I'm having difficulties parsing filepaths sent as arguments:
If I type:
os.path.normpath('D:\Data2\090925')
I get
'D:\\Data2\x0090925'
Obviously the \0 in the folder name is upsetting the formatting. I can correct it with the following:
os.path.normpath(r'D:\Data2\090925')
which gives
'D:\\Data2\\090925'
My problem is, how do I achieve the same result with sys.argv? Namely:
os.path.normpath(sys.argv[1])
I can't find a way for feeding sys.argv in a raw mode into os.path.normpath() to avoid issues with folders starting with zero!
Also, I'm aware that I could feed the script with python script.py D:/Data2/090925
, and it would work perfectly, but unfortunately the windows system stubbornly supplies me with the '\', not the '/', so I really need to solve this issue instead of avoiding it.
UPDATE1 to complement: if I use the script test.py:
import os, sys
if __name__ == '__main__':
print 'arg 1: ',sys.argv[1]
print 'arg 1 (normpath): ',os.path.normpath(sys.argv[1])

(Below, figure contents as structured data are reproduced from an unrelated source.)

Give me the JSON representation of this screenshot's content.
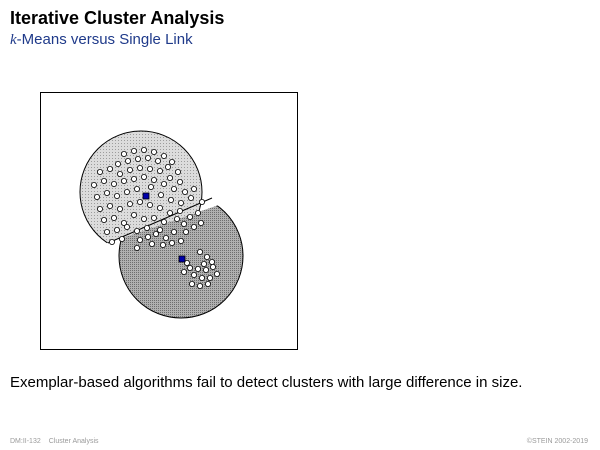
{
  "slide": {
    "title": "Iterative Cluster Analysis",
    "subtitle_k": "k",
    "subtitle_rest": "-Means versus Single Link",
    "caption": "Exemplar-based algorithms fail to detect clusters with large difference in size."
  },
  "footer": {
    "page": "DM:II-132",
    "section": "Cluster Analysis",
    "copyright": "©STEIN 2002-2019"
  },
  "colors": {
    "title": "#000000",
    "subtitle": "#1f3a8a",
    "cluster_light": "#d9d9d9",
    "cluster_dark": "#a9a9a9",
    "centroid": "#0000aa",
    "footer": "#9a9a9a"
  }
}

print 'os.path.dirname :', os.path.dirname(os.path.normpath(sys.argv[1]))
I get the following:
C:\Python>python test.py D:\Data2\091002\
arg 1: D:\Data2\091002\
arg 1 (normpath): D:\Data2\091002
os.path.dirname : D:\Data2
i.e.: I've lost 091002...
UPDATE2: as the comments below informed me, the problem is solved for the example I gave when normpath is removed:
import os, sys
if __name__ == '__main__':
print 'arg 1: ',sys.argv[1]
print 'os.path.dirname :', os.path.dirname(sys.argv[1])
print 'os.path.split(sys.argv[1])):', os.path.split(sys.argv[1])
Which gives:
C:\Python>python test.py D:\Data2\091002\
arg 1: D:\Data2\091002\
os.path.dirname : D:\Data2\091002
os.path.split : ('D:\\Data2\\090925', '')
And if I use D:\Data2\091002 :
C:\Python>python test.py D:\Data2\091002
arg 1: D:\Data2\091002
os.path.dirname : D:\Data2
os.path.split : ('D:\\Data2', '090925')
Which is something I can work with: Thanks!